裏帝軍の襲撃を受けたロード達は最後方で戦
の幕が斬って落とされるのを待つ団長グレイ
の視線を受けて裏帝軍幹部とシャーレを含む
ポアラ、シグマ、レザノフの四人との血走る
睨み合いが続いていた。



「そういや、レザノフさん…アンタ…戻ったばかりやけど大丈夫なんか?体力は……」


「そうも言って居られる状況では無いでしょう……危機と対面している今は……」



ジリジリと幕が斬り落とされる寸前の所で
緊張感が高まって行く戦場に於いてポアラが
ふと流れでスルーしていたエマの言葉に疑問
を覚え始める。



「ねぇっ……エマ。さっきの“退けない所まで来た”ってどういう意味…っ?」


「どげんもこげんもなかよ、そんままん意味。うちらは命ば賭けてここしゃ来とるばい……」


「命を賭けて……っ?」



エマの悲痛な表情がポアラ達に伝わる。

そして、エマの言葉が裏帝軍のグレイを含む
五人にとある記憶を想起させる。



「妾達は…失敗を許されない状況で汚れ仕事を務めて来たでありんす……」


「ああ。いつでも私達の命は政府に握られている…。
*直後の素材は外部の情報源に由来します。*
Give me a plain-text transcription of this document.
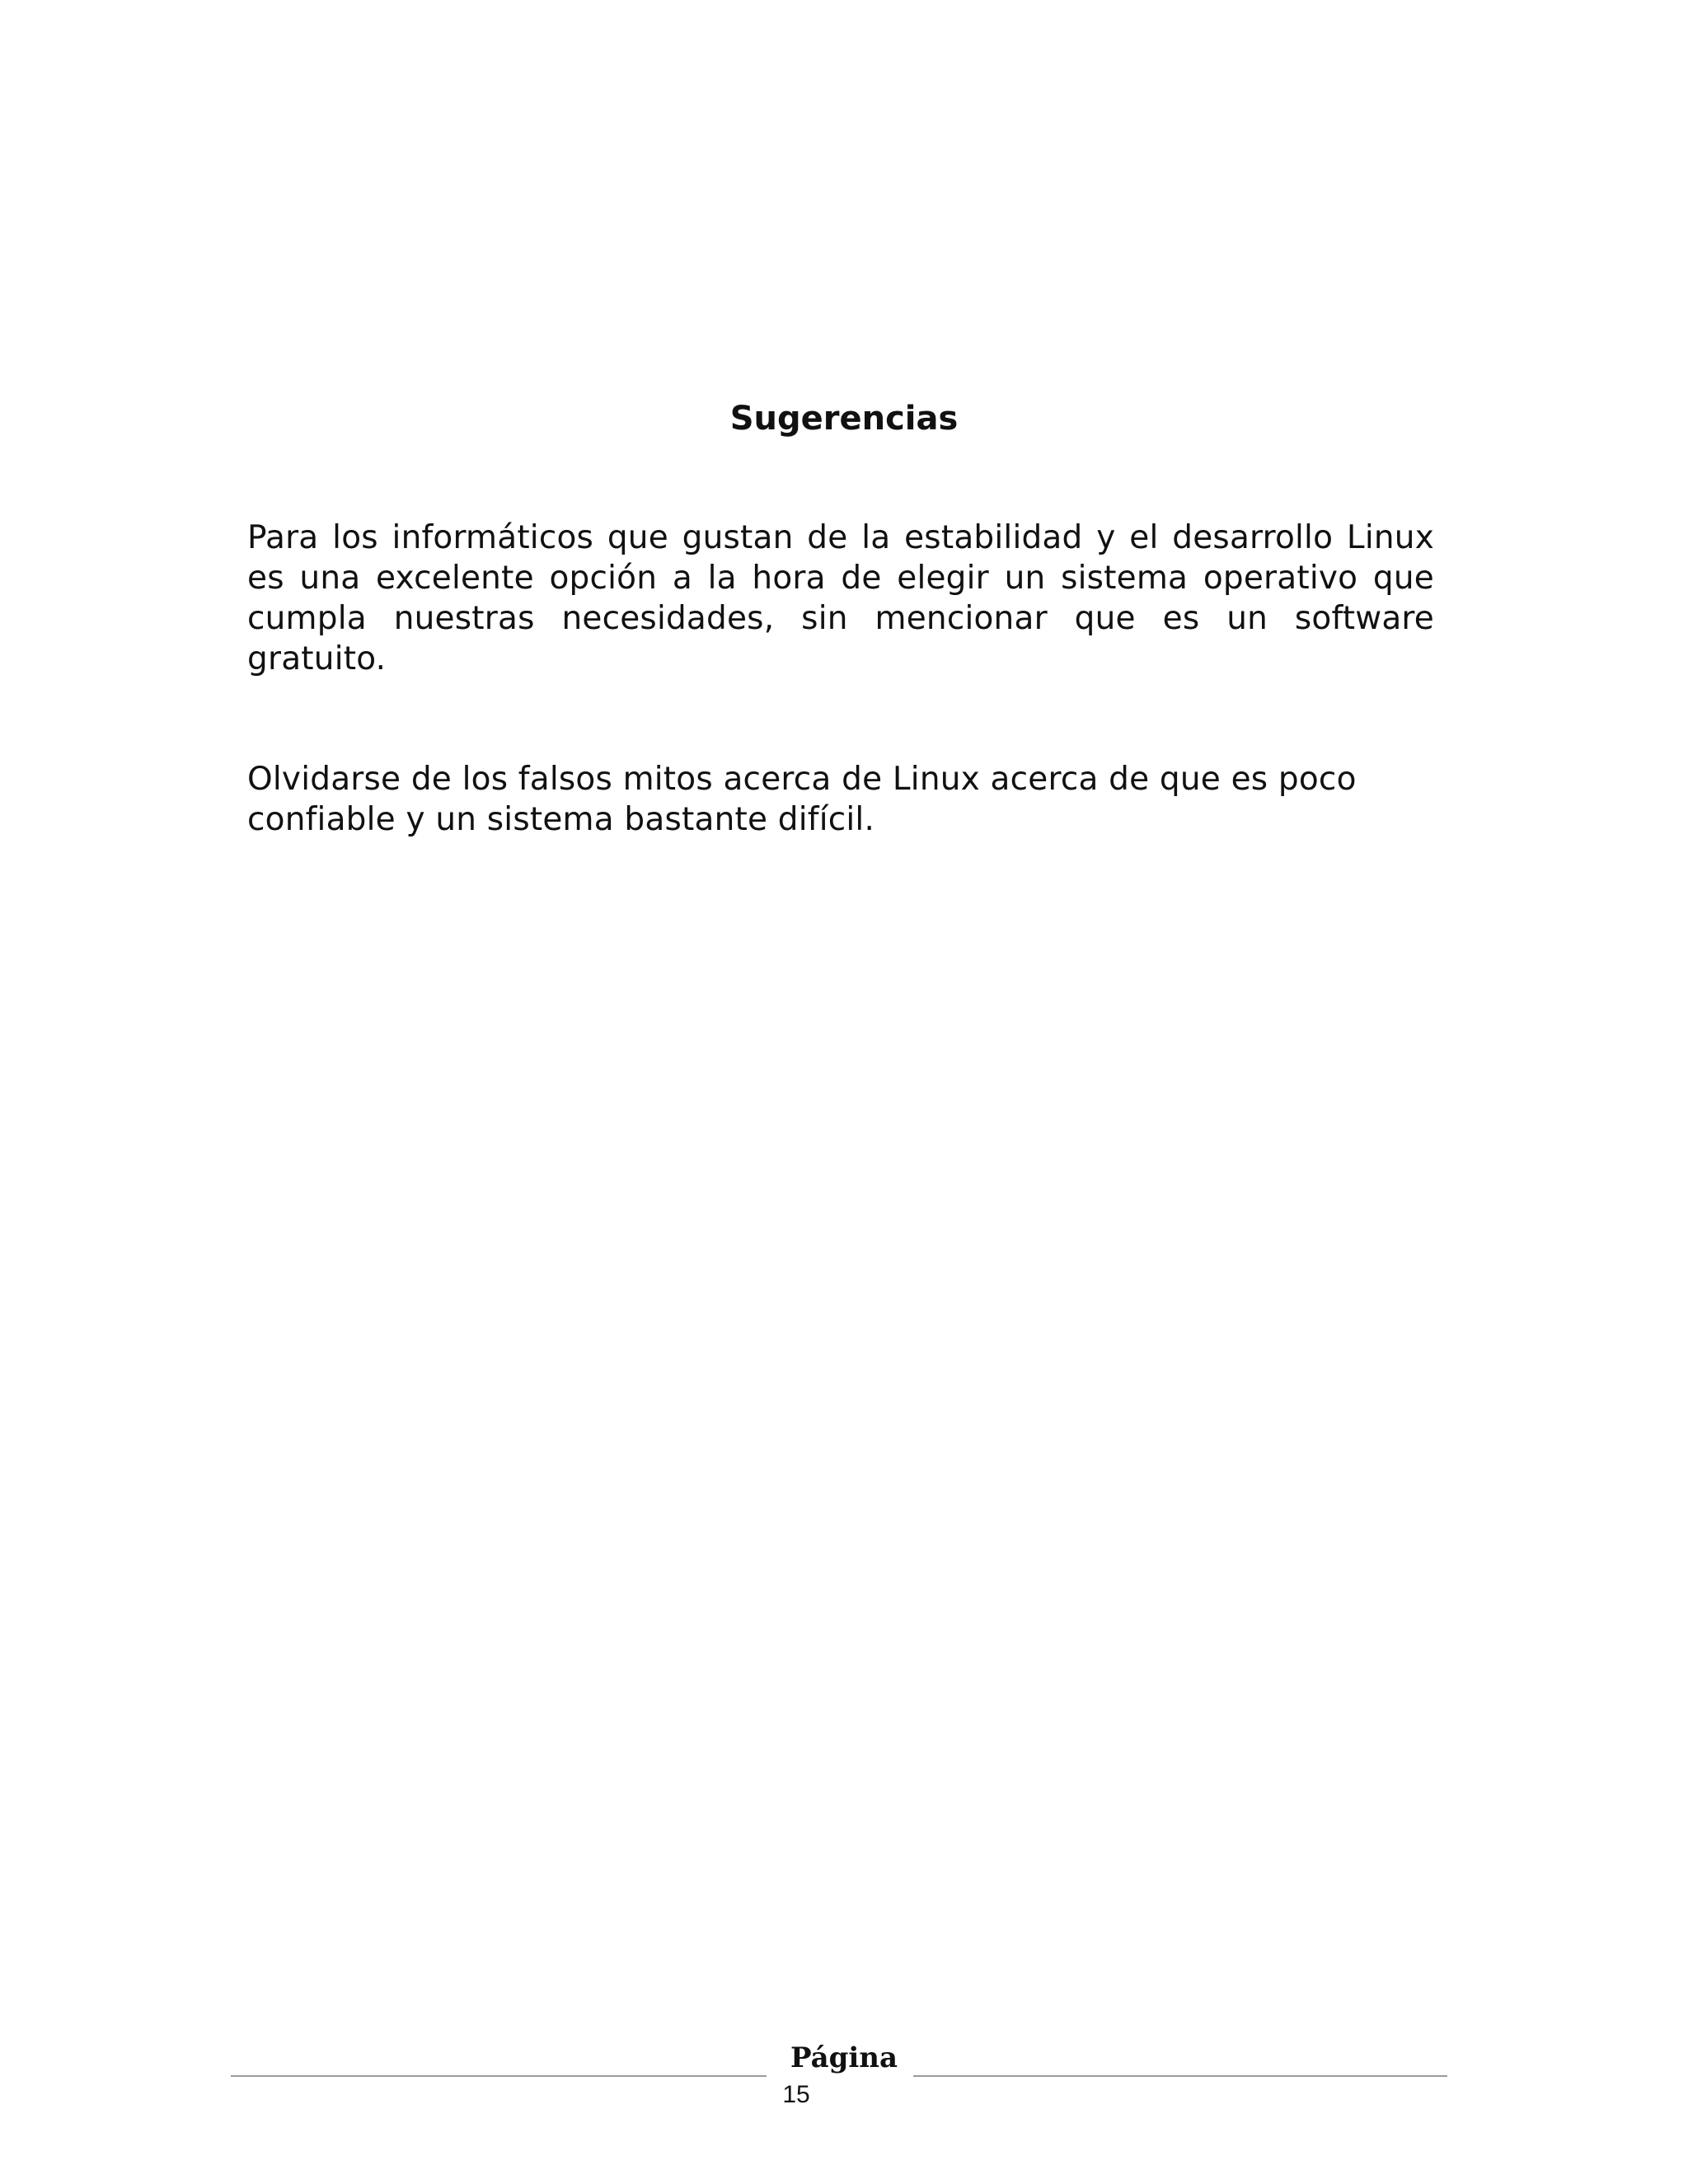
Sugerencias

Para los informáticos que gustan de la estabilidad y el desarrollo Linux es una excelente opción a la hora de elegir un sistema operativo que cumpla nuestras necesidades, sin mencionar que es un software gratuito.

Olvidarse de los falsos mitos acerca de Linux acerca de que es poco confiable y un sistema bastante difícil.

Página
15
失敗は死……クソがッッ……あんなクズ野郎共がよッ……俺等を石ころみてぇに扱いやがってェッ!!」



続いたライアの言葉に序盤は落ち着きを保つ
アノンの感情も揺れ最後には激怒した二面性
の裏の顔が覗かれていた。

そして、スネイクが続ける。



「いやはや……此の恐怖を感じるからこそ私達は血の結束で繋がっている…漆黒の闇に包まれていた私達の世界に一筋の光を射し込んで下さった軍団長グレイ様の下でね……」



普段であれば「御託はいい、さっさと始めろ」とでも言いそうなグレイの性格を持って
しても幹部四人の言葉に彼は瞳を閉じた。

そして、裏帝軍幹部四人はロード達に向けた
怒りでは無いモノで心をヒートアップさせて
全員が声を揃えて言い放つ。



「大地覚醒…“ 毒睨豪蛇ポイズンコブラ”ッッ!!」


「鉄鏡覚醒…“ 鋼鎧顎鰐アーマーリゲート”ッッ!!」


「疾風覚醒…“ 舞踊艶蝶ダンシングバタフライ”ッッ!!」


「迅雷覚醒…“ 雷瞬蜂針サンダーホーネット”ッッ!!」



幹部四人が一斉に覚醒を披露する。

大蛇の鞭を構えて左肩に生きるキングコブラを纏ったスネイクと鋼鉄の牙と鎧を持つ鰐を
其の身体に宿らせ大剣を肩に乗せたアノン。

更に、煌びやかな蝶の羽根を背負い艶やかな
鱗粉を撒き散らすライア、そして腕が四本と
なり鋭い蜂の棘を携えたエマ。

彼等の血の結束から来る覚悟の証が堂々たる
波動を放ってシャーレ達の前に立ち塞がる。

其の光景は正に、威風堂々。

彼等を本気にさせた過去の記憶、血の結束の
大元となった“あの日”を糧に裏帝軍幹部達の
本領がシャーレ達に襲い掛かる。